Baronets Dundas (1762)

 

1st Baronet Dundas, Lawrence Dundas, b.c.1710, a.1762, d.1781

 

Lawrence Dundas was a successful businessman, who made his fortune supplying the British troops during the Jacobite Uprising and later during the Seven Years War in Flanders. He then went into banking, and was a major backer of the Forth & Clyde Canal, developing the town of Grangemouth into a major port. He bought the Aske Estate, near Richmond in Yorkshire and extensively remodelled the country house there. His house in St Andrews Square in Edinburgh eventually became the headquarters for the Royal Bank of Scotland.  He was a man of expensive tastes, and employed some of the most famous designers and architects of the day, including Robert Adam, Thomas Chippendale and Capability Brown.

 

2nd Baronet Dundas, Thomas Dundas, b.1741, a.1781, d.1820

 

Son of the 1st Baronet and Margaret Bruce. Educated at Eton and the University of St Andrews, he became an MP for Richmond in 1763 after indulging in the Grand Tour (the traditional right of passage for upper-class Europeans), and then represented Stirlingshire from 1768 to 1794. He was elevated to the Peerage as 1st Baron Dundas of Aske, in 1794, and continued his father’s interests.
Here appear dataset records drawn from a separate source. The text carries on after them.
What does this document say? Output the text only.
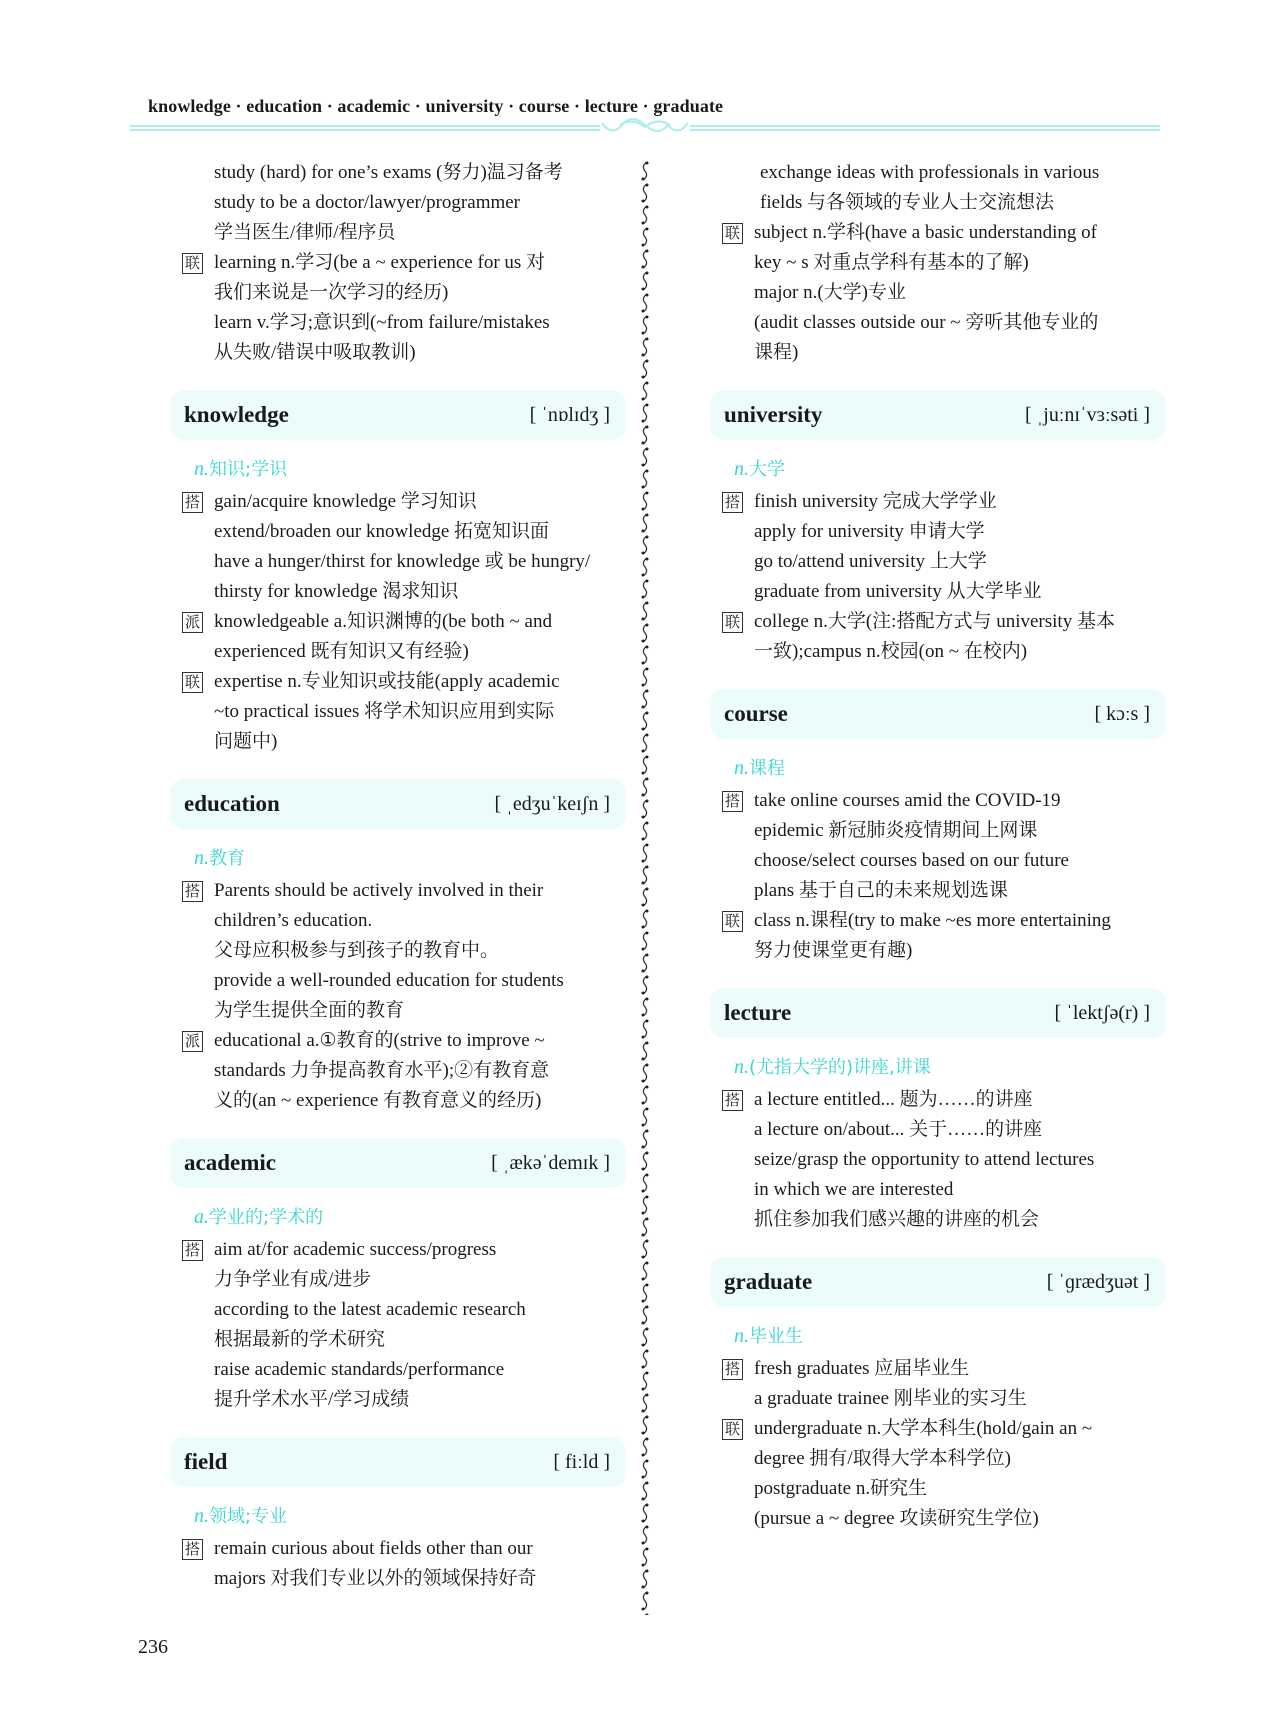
knowledge · education · academic · university · course · lecture · graduate
study (hard) for one’s exams (努力)温习备考
study to be a doctor/lawyer/programmer
学当医生/律师/程序员
联 learning n.学习(be a ~ experience for us 对
我们来说是一次学习的经历)
learn v.学习;意识到(~from failure/mistakes
从失败/错误中吸取教训)
knowledge	[ ˈnɒlɪdʒ ]
n.知识;学识
搭 gain/acquire knowledge 学习知识
extend/broaden our knowledge 拓宽知识面
have a hunger/thirst for knowledge 或 be hungry/
thirsty for knowledge 渴求知识
派 knowledgeable a.知识渊博的(be both ~ and
experienced 既有知识又有经验)
联 expertise n.专业知识或技能(apply academic
~to practical issues 将学术知识应用到实际
问题中)
education	[ ˌedʒuˈkeɪʃn ]
n.教育
搭 Parents should be actively involved in their
children’s education.
父母应积极参与到孩子的教育中。
provide a well-rounded education for students
为学生提供全面的教育
派 educational a.①教育的(strive to improve ~
standards 力争提高教育水平);②有教育意
义的(an ~ experience 有教育意义的经历)
academic	[ ˌækəˈdemɪk ]
a.学业的;学术的
搭 aim at/for academic success/progress
力争学业有成/进步
according to the latest academic research
根据最新的学术研究
raise academic standards/performance
提升学术水平/学习成绩
field	[ fiːld ]
n.领域;专业
搭 remain curious about fields other than our
majors 对我们专业以外的领域保持好奇
exchange ideas with professionals in various
fields 与各领域的专业人士交流想法
联 subject n.学科(have a basic understanding of
key ~ s 对重点学科有基本的了解)
major n.(大学)专业
(audit classes outside our ~ 旁听其他专业的
课程)
university	[ ˌjuːnɪˈvɜːsəti ]
n.大学
搭 finish university 完成大学学业
apply for university 申请大学
go to/attend university 上大学
graduate from university 从大学毕业
联 college n.大学(注:搭配方式与 university 基本
一致);campus n.校园(on ~ 在校内)
course	[ kɔːs ]
n.课程
搭 take online courses amid the COVID-19
epidemic 新冠肺炎疫情期间上网课
choose/select courses based on our future
plans 基于自己的未来规划选课
联 class n.课程(try to make ~es more entertaining
努力使课堂更有趣)
lecture	[ ˈlektʃə(r) ]
n.(尤指大学的)讲座,讲课
搭 a lecture entitled... 题为……的讲座
a lecture on/about... 关于……的讲座
seize/grasp the opportunity to attend lectures
in which we are interested
抓住参加我们感兴趣的讲座的机会
graduate	[ ˈɡrædʒuət ]
n.毕业生
搭 fresh graduates 应届毕业生
a graduate trainee 刚毕业的实习生
联 undergraduate n.大学本科生(hold/gain an ~
degree 拥有/取得大学本科学位)
postgraduate n.研究生
(pursue a ~ degree 攻读研究生学位)
236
He is responsible for the development of the first steam powered boat, the Charlotte Dundas, made by William Symington to work on the Forth & Clyde Canal.

 

 

Barons Dundas of Aske (1794)

 

1st Baron Dundas, Thomas Dundas, as above

 

2nd Baron Dundas, Lawrence Dundas, b.1766, a.1820, d.1839

 

Son of the 1st Baron and Charlotte Fitzwilliam. Educated at Harrow and Trinity College Cambridge, he became a Whig MP for Richmond in 1790, and then York, before switching back to Richmond in 1808. In 1811, he returned to York, and became Lord Mayor. He was made Lord-Lieutenant of Orkney and Zetland in 1831, and at the Coronation of Queen Victoria, he was created 1st Earl of Zetland in the Peerage of the United Kingdom.

 

 

Earls of Zetland (1838)

 

1st Earl of Zetland, Lawrence Dundas, as above

 

2nd Earl of Zetland, Thomas Dundas, b.1795, a.1839, d.1873

 

Son of the 1st Earl and Harriot Hale (b.1769, d.1834). Educated at Harrow and Trinity College Cambridge, he represented York and Richmond as a Whig MP. He was a prominent freemason, and was Grand Master of the United Grand Lodge of England from 1844 to 1870. In 1840, he became Lord-Lieutenant of the North Riding of Yorkshire, and in 1861 he was made a Knight of the Thistle, resigning from this Order in 1872 to become a Knight of the Garter.

 

3rd Earl of Zetland, Lawrence Dundas, b.1844, a.1873, d.1929

 

Nephew of the 2nd Earl and son of John Charles Dundas (b.1808, d.1866) and Margaret Matilda Talbot (b.?, d.1907). Like his predecessors, he was educated at Harrow and Trinity College Cambridge, before joining the Royal Horse Guards as a Cornet. He retired as a Lieutenant in 1869 and became MP for Richmond for a short time before moving to the House of Lords. Initially a Liberal, he joined the Conservative Party in 1884. In 1889, he was made Lord-Lieutenant of Ireland, and was created 1st Marquess of Zetland in 1892. In 1900 he was made a Knight of the Thistle.

 

 

Marqesses of Zetland (1892)

 

1st Marquess of Zetland, Lawrence Dundas, as above

 

2nd Marquess of Zetland, Lawrence John Lumley Dundas, b.1876, a.1929, d.1961

 

Son of the 1st Marquess and Lady Lillian Selina Elizabeth Lumley (b.?,d. 1943). Like his predecessors, he went into politics, and found himself Governor of Bengal during the First World War, and was Secretary of State for India in the 1930s. He was instrumental in obtaining the Government of India Act in 1935. He resigned when Churchill came to power in 1940. He was made a Knight of the Garter and a Privy Counsellor, and received the honorary awards of Knight Grand Commander of the Orer of the Star of India (GCSI) and of the Order of the Indian Empire (GCIE).

 

3rd Marquess of Zetland, Lawrence Aldred Mervyn Dundas, b.1908, a.1961, d.1989

 

Son of the 2nd Marquess and Cicely Archdale (b.1886, d.1973). A noted tennis player, he appeared at Wimbledon in the 1940s.

 

4th Marquess of Zetland, Lawrence Mark Dundas, b.1937, a.1989

 

Son of the 3rd Marquess and Penelope Pike (b.c.1914, d.2003).

 

 

The courtesy title for the heir is Earl of Ronaldshay.